In 2013, "Black New Jerseyans were three times more likely to be arrested for marijuana possession than whites, despite similar usage rates," the report showed. In 2000, blacks were only 2.2 times more likely.

But Murphy has a bold progressive vision for the state and has aspired to transform New Jersey into "the California of the East Coast."

Marijuana is one area in which New Jersey should follow the progressive West Coast state's lead. California has been trying to right the ship and undo the abuses that come from marijuana prohibitions — prohibitions that largely hurt people of color. Pacific Standard, a magazine with a focus on social justice and public policy issues, elaborated:

California's Proposition 64, also known as "The Adult Use of Marijuana Act," made it legal for adults to possess and grow small amounts of pot at home, brought some pot-related felonies down to misdemeanors and some misdemeanors down to infractions, and reduced or dismissed prior convictions.

[. . .]

A little more than a year after the passage of Proposition 64, at least 2,660 petitions have been filed to reduce sentences for people convicted of pot-related offenses. At least another 1,500 petitions have been filed to re-classify old felony marijuana convictions as misdemeanors or to dismiss them altogether, depending on the offense, according to the Judicial Council, the policy-making arm of the state courts.

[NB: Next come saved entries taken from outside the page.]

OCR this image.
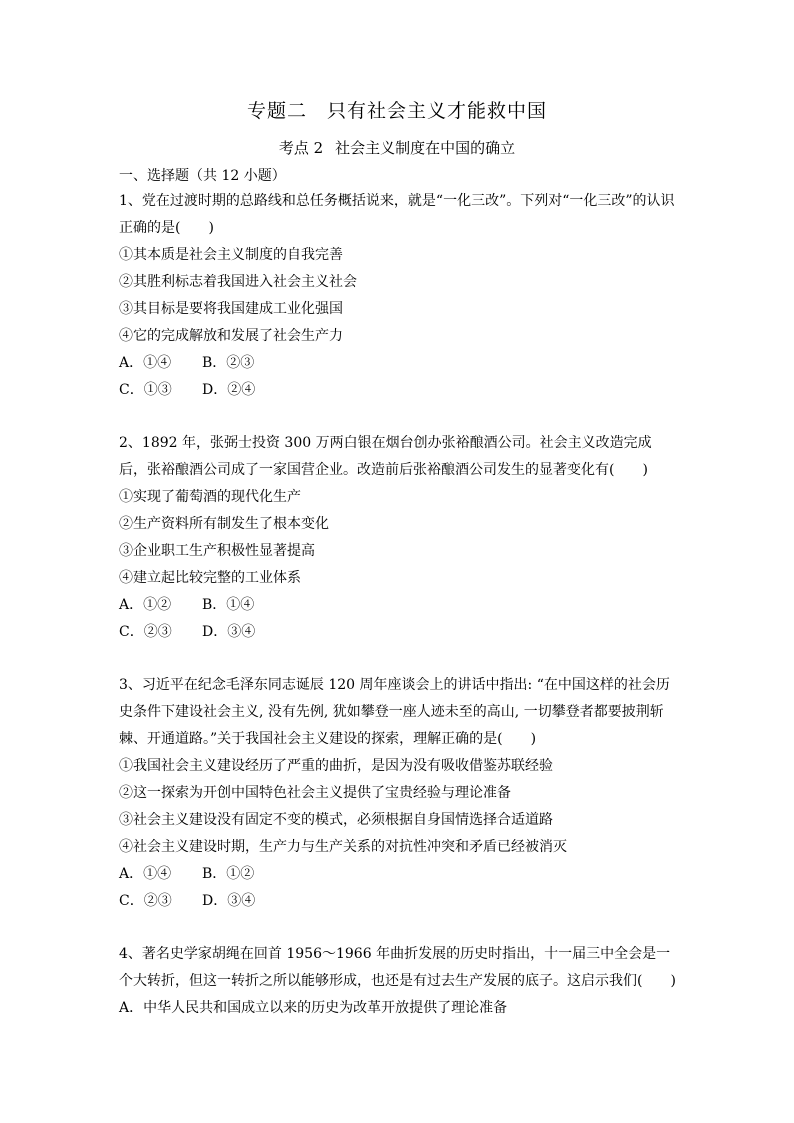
专题二 只有社会主义才能救中国
考点 2 社会主义制度在中国的确立
一、选择题（共 12 小题）

1、党在过渡时期的总路线和总任务概括说来，就是“一化三改”。下列对“一化三改”的认识正确的是(　　)

①其本质是社会主义制度的自我完善

②其胜利标志着我国进入社会主义社会

③其目标是要将我国建成工业化强国

④它的完成解放和发展了社会生产力

A．①④ B．②③

C．①③ D．②④

2、1892 年，张弼士投资 300 万两白银在烟台创办张裕酿酒公司。社会主义改造完成后，张裕酿酒公司成了一家国营企业。改造前后张裕酿酒公司发生的显著变化有(　　)

①实现了葡萄酒的现代化生产

②生产资料所有制发生了根本变化

③企业职工生产积极性显著提高

④建立起比较完整的工业体系

A．①② B．①④

C．②③ D．③④

3、习近平在纪念毛泽东同志诞辰 120 周年座谈会上的讲话中指出: “在中国这样的社会历史条件下建设社会主义, 没有先例, 犹如攀登一座人迹未至的高山, 一切攀登者都要披荆斩棘、开通道路。”关于我国社会主义建设的探索，理解正确的是(　　)

①我国社会主义建设经历了严重的曲折，是因为没有吸收借鉴苏联经验

②这一探索为开创中国特色社会主义提供了宝贵经验与理论准备

③社会主义建设没有固定不变的模式，必须根据自身国情选择合适道路

④社会主义建设时期，生产力与生产关系的对抗性冲突和矛盾已经被消灭

A．①④ B．①②

C．②③ D．③④

4、著名史学家胡绳在回首 1956～1966 年曲折发展的历史时指出，十一届三中全会是一个大转折，但这一转折之所以能够形成，也还是有过去生产发展的底子。这启示我们(　　)

A．中华人民共和国成立以来的历史为改革开放提供了理论准备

It's imperative that any legalization bill in New Jersey follows a model such as this, to usher in a new era and attempt to make any sort of amends for the old. With 59 percent of New Jerseyans supporting legal marijuana, it's a vision that is more than attainable.

Despite President Donald Trump administration's decision to turn back the clock on the so-called war on drugs, states across the country have made the conscious choice to move forward. Though, it's important to note that moving forward also means restoring what was destroyed to get to this point. There is no sense in legalizing marijuana if it doesn't properly address, and correct, the social and racial injustices that have boiled over and sparked the movement to end prohibition in the first place. In New Jersey, the new Murphy administration has already taken commendable progressive steps and has vowed to stand up to the Trump administration and Attorney General Jeff Sessions who have threatened to crackdown on legalization efforts. While the Democrats appear to be fractured in many ways, this is one issue that can, perhaps, help unify.